John was puzzled. A letter? A chill of understanding came to him, like a sudden draught from an open window. He recalled mentioning to Anatolius that first communication from Michael, the letter Justinian had not permitted him to examine. “Anatolius, you didn’t place yourself in danger, did you?”
But Anatolius was already stepping forward, raising his hands to draw attention.
“My dear friends, thank you for joining us this evening.” His voice had regained its usual ebullience. “I understand my father intends to say a few words shortly, but for now the entertainment will continue with a presentation of the Address of the Muses after the fashion of the ancients.”
A murmur of interest rose from the guests. Several settled down on the peristyle’s marble benches while others lounged against its columns.

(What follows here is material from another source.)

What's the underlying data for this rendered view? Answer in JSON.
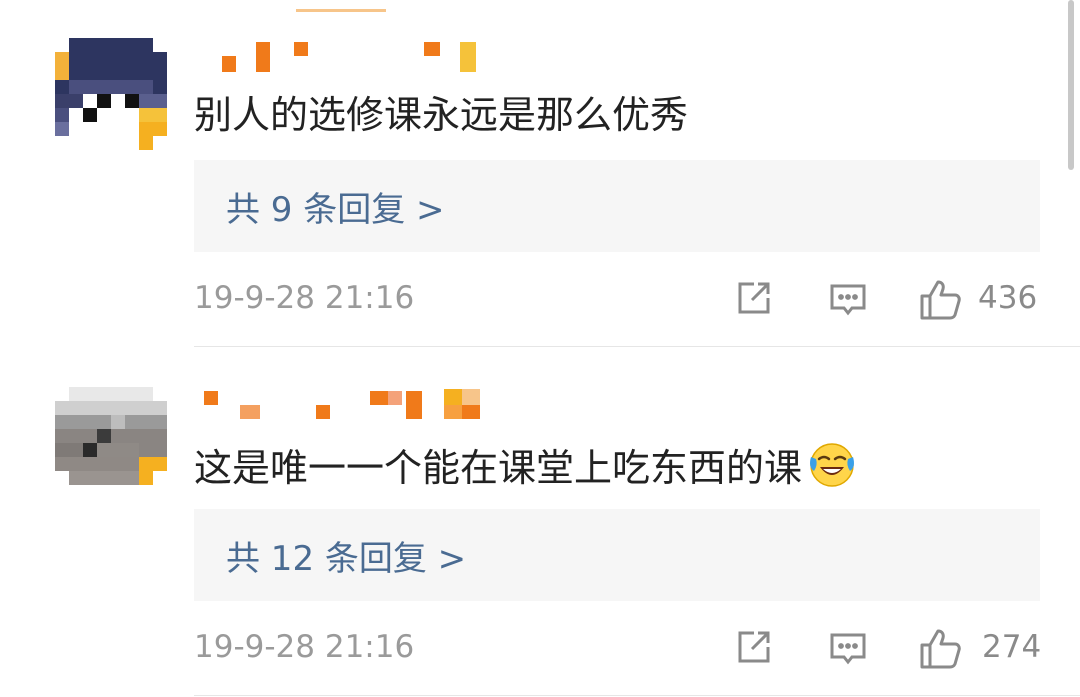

When all was quiet except for the hiss and pop of torches fending off growing darkness, Anatolius clapped his hands sharply.
A procession of the nine Muses, modestly dressed in elaborately folded robes, appeared from the shadows. They were led by Isis in the guise of Euterpe. Her chubby fingers coaxed a passably grave melody from the flute disappearing beneath the billowing veil disguising her face. The huge semi-naked figure of Darius, sporting tiny gilded wings on his broad shoulders, followed in their wake. A murmur of admiration rose from the spectators as the little procession stopped beside the fountain overseen by Darius’ bronze colleague.